= Willowick Place, Houston =

Willowick Place at River Oaks was a proposed gated community in Houston, Texas, United States. The neighborhood would have been close to the River Oaks subdivision.

Looney Ricks Kiss, a Memphis, Tennessee architecture and planning firm designed the community. McCord Development, a Houston real estate firm, owns the land which Willowick Place will occupy. McCord bought the Willowick Court Townhomes, a 171-unit 1970s-era multi-family complex located at 3237 Las Palmas Drive. McCord planned to develop Willowick Place on the former Willowick Court site.

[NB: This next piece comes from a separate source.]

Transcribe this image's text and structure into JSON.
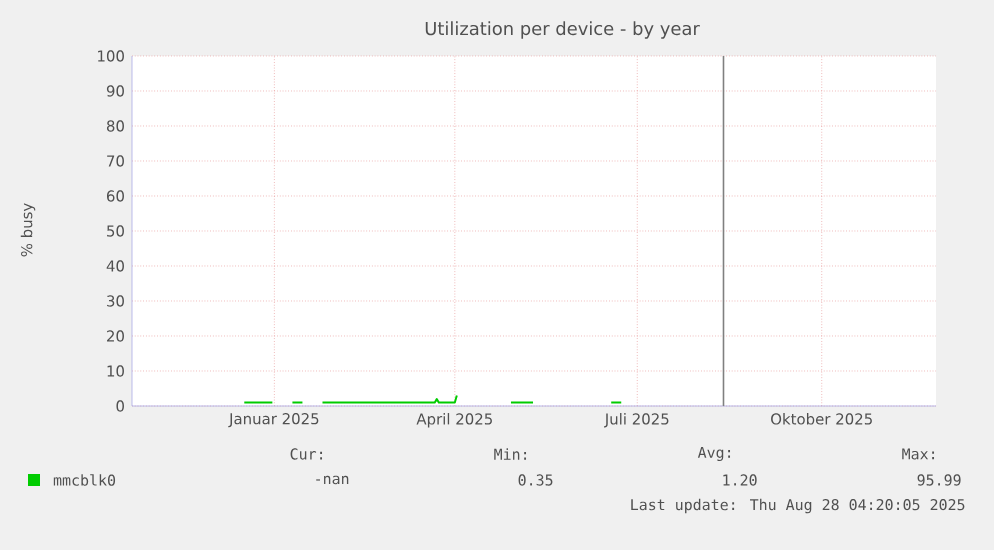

The community was supposed to consist of 62 houses in a 11.3 acre area. The community was to be bounded by Las Palmas Street, West Alabama Street, Weslayan Street and West Main Street. The house prices will range from $2.5 million to $5 million U.S. dollars. The lots were priced from $900,000 to $2 million. The Houston City Council approved the closure of Las Palmas Street between West Main and West Alabama to prepare for the construction of Willowick Place. The homeowners association was to maintain green spaces and gardens. Ryan McCord, the executive vice president of McCord Development, said that he chose to develop a single-family complex because focus groups and market studies indicated a demand for smaller single-family housing for wealthy Houstonians who wanted to downsize yet did not want to abandon the idea of living in a single-family house.

Hurricane Ike came to Houston in September 2008; the hurricane did not damage the trees within the planned subdivision. In an October 24, 2008 Houston Business Journal article, McCord said that he was glad that the trees did not sustain damage, as 25% of the home sites had been reserved. The developers said the canopy formed by the trees, around 40 years old as of 2008, formed the inspiration for the subdivision.

In 2009 the owner of the Willowick Court Townhomes canceled the plans to convert the property into home sites, saying that the current economic climate was not feasible.